I recently measured the increase in popularity over the past month:
OCaml: 551
Erlang: 548
Haskell: 498
Common Lisp: 360
Scheme: 334
Scala: 18
The error is quite big because these values fluctuate but you can see that all of the functional languages are basically growing at the same proportional rate of ~10% growth per month, i.e. there is no evidence for a current favorite language that is exploding in popularity.
Scala is not yet anything like as popular as OCaml. As a company we have discovered that we can turn a profit from product lines built around languages that are at least as popular as OCaml, which means we could potentially earn money from Haskell and Erlang (and F#) but not yet from Scala.
Although Scala is an interesting language, as a pioneer of functional programming on the JVM, I feel that its design has not learned sufficiently from the ML family of languages (e.g. as F# did). The most glaring omission is the lack of automatic generalization in Scala, which means you must define lots of types unnecessarily. This is one of the main sources of the brevity of the ML family of languages and it is sorely missed, essentially rendering Scala much less suitable for the kind of interactive technical computing that we specialize in.
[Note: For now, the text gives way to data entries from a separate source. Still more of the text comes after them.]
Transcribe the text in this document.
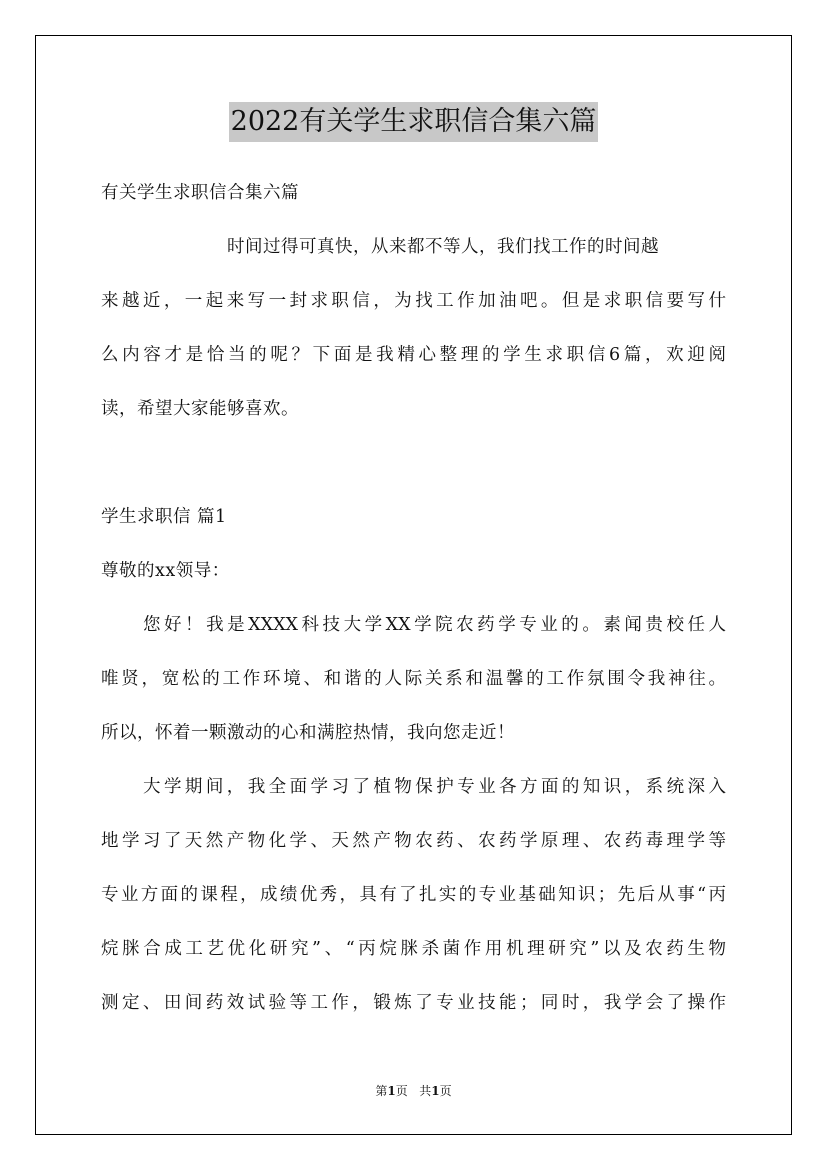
2022有关学生求职信合集六篇
有关学生求职信合集六篇
时间过得可真快，从来都不等人，我们找工作的时间越
来越近，一起来写一封求职信，为找工作加油吧。但是求职信要写什
么内容才是恰当的呢？下面是我精心整理的学生求职信6篇，欢迎阅
读，希望大家能够喜欢。
学生求职信 篇1
尊敬的xx领导：
您好！我是XXXX科技大学XX学院农药学专业的。素闻贵校任人
唯贤，宽松的工作环境、和谐的人际关系和温馨的工作氛围令我神往。
所以，怀着一颗激动的心和满腔热情，我向您走近！
大学期间，我全面学习了植物保护专业各方面的知识，系统深入
地学习了天然产物化学、天然产物农药、农药学原理、农药毒理学等
专业方面的课程，成绩优秀，具有了扎实的专业基础知识；先后从事“丙
烷脒合成工艺优化研究”、“丙烷脒杀菌作用机理研究”以及农药生物
测定、田间药效试验等工作，锻炼了专业技能；同时，我学会了操作
第1页 共1页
I believe that we need a new functional programming language that draws upon the relative merits of Haskell, OCaml and F#. I am working towards the goal of creating this language using LLVM as a backend. My preliminary findings are amazing: LLVM makes it easy to achieve and even exceed the performance of OCaml's current implementation (which is famous for being the fastest functional programming language there is) in a variety of important test cases.
The main problem is that we do not yet have a GC and run-time, not even a working example. However, I believe it will be easy to obtain performance between that of Scala/F# and OCaml for GC-intensive code simply because the JVM and .NET are optimized for Java/C# which makes them ~5x slower for functional programming.